On Thu, 15 Jan 2004 Jeff Trawick wrote :
data race? consider http://nagoya.apache.org/bugzilla/show_bug.cgi?id=25520
Thanks. I was able to reproduce this one.
hopefully without the fix which I subsequently committed to 2.1-dev :)
(gotta propose that one for backport I guess)
various bugs with file descriptors could lead to race conditions with data going to the wrong client... consider CAN-2003-0789, fixed in Apache 2.0.48
I am now looking at the CAN-2003-0789. I guess the following patch is to fix it:
http://cvs.apache.org/viewcvs.cgi/httpd-2.0/modules/generators/mod_cgid.c?r1=1.157&r2=1.158&diff_format=h
However, I couldn't understand this bug, neither could I find any of previous posts to explain the bug.
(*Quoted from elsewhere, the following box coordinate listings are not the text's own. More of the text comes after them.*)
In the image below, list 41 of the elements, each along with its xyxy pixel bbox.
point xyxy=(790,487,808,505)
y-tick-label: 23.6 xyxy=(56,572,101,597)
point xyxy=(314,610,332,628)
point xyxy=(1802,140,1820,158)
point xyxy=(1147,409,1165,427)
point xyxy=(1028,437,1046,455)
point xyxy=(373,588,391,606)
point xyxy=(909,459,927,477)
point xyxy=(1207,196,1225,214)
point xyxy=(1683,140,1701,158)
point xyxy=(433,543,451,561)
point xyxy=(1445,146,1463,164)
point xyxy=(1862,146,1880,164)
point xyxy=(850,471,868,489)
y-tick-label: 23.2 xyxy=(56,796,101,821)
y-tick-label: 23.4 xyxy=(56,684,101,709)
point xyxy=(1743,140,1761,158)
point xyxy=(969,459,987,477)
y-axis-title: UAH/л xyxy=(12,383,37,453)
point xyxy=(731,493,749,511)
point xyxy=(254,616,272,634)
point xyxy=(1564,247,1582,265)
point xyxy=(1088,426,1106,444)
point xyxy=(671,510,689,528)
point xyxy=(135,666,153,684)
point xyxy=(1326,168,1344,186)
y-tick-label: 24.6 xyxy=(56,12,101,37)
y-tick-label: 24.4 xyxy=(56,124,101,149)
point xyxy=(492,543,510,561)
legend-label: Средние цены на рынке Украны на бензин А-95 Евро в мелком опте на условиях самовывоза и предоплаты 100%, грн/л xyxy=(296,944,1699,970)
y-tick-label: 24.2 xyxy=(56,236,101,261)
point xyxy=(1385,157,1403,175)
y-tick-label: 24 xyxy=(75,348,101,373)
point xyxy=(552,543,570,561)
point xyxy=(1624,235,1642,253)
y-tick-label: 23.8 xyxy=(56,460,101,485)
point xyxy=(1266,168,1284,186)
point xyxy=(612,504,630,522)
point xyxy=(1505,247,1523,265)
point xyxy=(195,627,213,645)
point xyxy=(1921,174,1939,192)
Can you give me some clues on how to reproduce it? Where is the data race?
not sure if you would call it a "data race"...
bug was that there were two places where we tried to close a single file descriptor... 2nd close would fail with EBADF unless some other thread had that file descriptor assigned to another file because it got a socket or file or pipe or whatever after the first close() but before the second close()... that could cause the 2nd thread to fail to write data (getting EBADF) or even worse write to some other thread's socket/pipe/file/whatever if thread 3 got that fd assigned in the mean time
"race"? sure... call it "file descriptor race" or something like that
BTW, syscall traces for any supposedly-thread-safe code should be checked very carefully for EBADF retcodes from close()... if it can get EBADF from close() passing something other than -1, then it isn't thread-safe
perhaps APR with --enable-maintainer-mode needs to blow up if APR calls close(val >= 0) and gets bad EBADF? I don't know if this would have helped CAN-2003-0789 (not sure if the apr close came after the OS close), but it might provide some help in the future, or at least some comfort knowing that it hasn't blown up.